The Hamas regime in Gaza is, of course, not a High Contracting Party, and, more importantly, Israel has reason to fear both that aid provisions are diverted by Hamas and that a direct advantage is accrued to it by such diversions. Not only does Hamas take provisions for its own forces, but its authorities sell provisions donated by foreign bodies and use the money to finance its war. It’s notable that the first reports of Hamas’s financial difficulties emerged only in the past few weeks, once provisions were blocked.

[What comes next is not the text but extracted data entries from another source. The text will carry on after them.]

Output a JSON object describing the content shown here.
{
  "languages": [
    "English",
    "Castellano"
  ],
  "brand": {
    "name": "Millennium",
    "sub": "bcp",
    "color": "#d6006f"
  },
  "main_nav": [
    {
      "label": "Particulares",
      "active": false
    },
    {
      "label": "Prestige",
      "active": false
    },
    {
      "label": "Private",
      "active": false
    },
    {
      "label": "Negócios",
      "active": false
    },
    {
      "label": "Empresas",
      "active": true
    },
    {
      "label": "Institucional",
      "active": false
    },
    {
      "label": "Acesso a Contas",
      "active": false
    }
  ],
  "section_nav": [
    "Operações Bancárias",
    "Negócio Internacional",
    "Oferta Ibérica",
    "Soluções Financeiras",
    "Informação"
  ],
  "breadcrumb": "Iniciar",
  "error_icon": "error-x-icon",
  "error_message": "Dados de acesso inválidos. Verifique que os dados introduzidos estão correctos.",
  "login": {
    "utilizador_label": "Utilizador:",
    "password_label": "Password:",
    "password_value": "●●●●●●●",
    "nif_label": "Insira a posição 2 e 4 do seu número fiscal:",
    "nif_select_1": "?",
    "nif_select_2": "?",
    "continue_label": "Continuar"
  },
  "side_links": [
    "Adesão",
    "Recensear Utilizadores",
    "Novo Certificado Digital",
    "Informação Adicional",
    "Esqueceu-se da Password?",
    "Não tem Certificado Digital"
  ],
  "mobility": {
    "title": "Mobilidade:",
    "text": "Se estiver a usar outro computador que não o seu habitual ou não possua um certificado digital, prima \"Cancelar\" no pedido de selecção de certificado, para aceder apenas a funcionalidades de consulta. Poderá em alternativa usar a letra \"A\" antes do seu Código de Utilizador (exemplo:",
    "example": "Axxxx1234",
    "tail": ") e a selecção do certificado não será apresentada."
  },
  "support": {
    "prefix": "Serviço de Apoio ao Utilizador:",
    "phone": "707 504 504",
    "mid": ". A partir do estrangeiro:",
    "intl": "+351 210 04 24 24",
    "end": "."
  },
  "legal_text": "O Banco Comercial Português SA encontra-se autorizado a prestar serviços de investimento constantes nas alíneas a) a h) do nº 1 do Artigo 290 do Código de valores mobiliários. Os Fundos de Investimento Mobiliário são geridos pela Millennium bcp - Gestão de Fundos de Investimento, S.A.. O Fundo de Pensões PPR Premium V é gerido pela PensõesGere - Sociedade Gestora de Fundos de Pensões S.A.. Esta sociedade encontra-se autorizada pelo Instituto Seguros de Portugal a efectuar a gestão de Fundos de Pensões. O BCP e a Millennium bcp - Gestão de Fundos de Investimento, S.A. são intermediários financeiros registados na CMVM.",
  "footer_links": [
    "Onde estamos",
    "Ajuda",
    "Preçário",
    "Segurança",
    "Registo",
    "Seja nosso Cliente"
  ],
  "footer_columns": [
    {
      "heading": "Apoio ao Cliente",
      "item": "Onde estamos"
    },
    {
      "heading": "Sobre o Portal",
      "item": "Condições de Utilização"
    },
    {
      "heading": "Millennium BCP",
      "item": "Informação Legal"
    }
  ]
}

Yet, since the war began, even European states considered friendly to Israel have repeatedly demanded that Israel “allow unhindered passage of humanitarian aid” and refrain from seizing territory or imposing “demographic change”—which means, in practice, that Gazan civilians can’t seek refuge abroad. These principles don’t merely constitute a separate system of international law that applies only to Israel, but prolong the suffering of the people they are ostensibly meant to protect:

By insisting that Hamas can’t lose any territory in the war it launched, the international community has invented a norm that never before existed and removed one of the few levers Israel has to pressure it to end the war and release the hostages.

These commitments have . . . made the plight of the hostages much worse and much longer. They made the war much longer than necessary and much deadlier for both sides. And they locked a large civilian population in a war zone where the de-facto governing authority was not only indifferent to civilian losses on its own side, but actually had much to gain by it.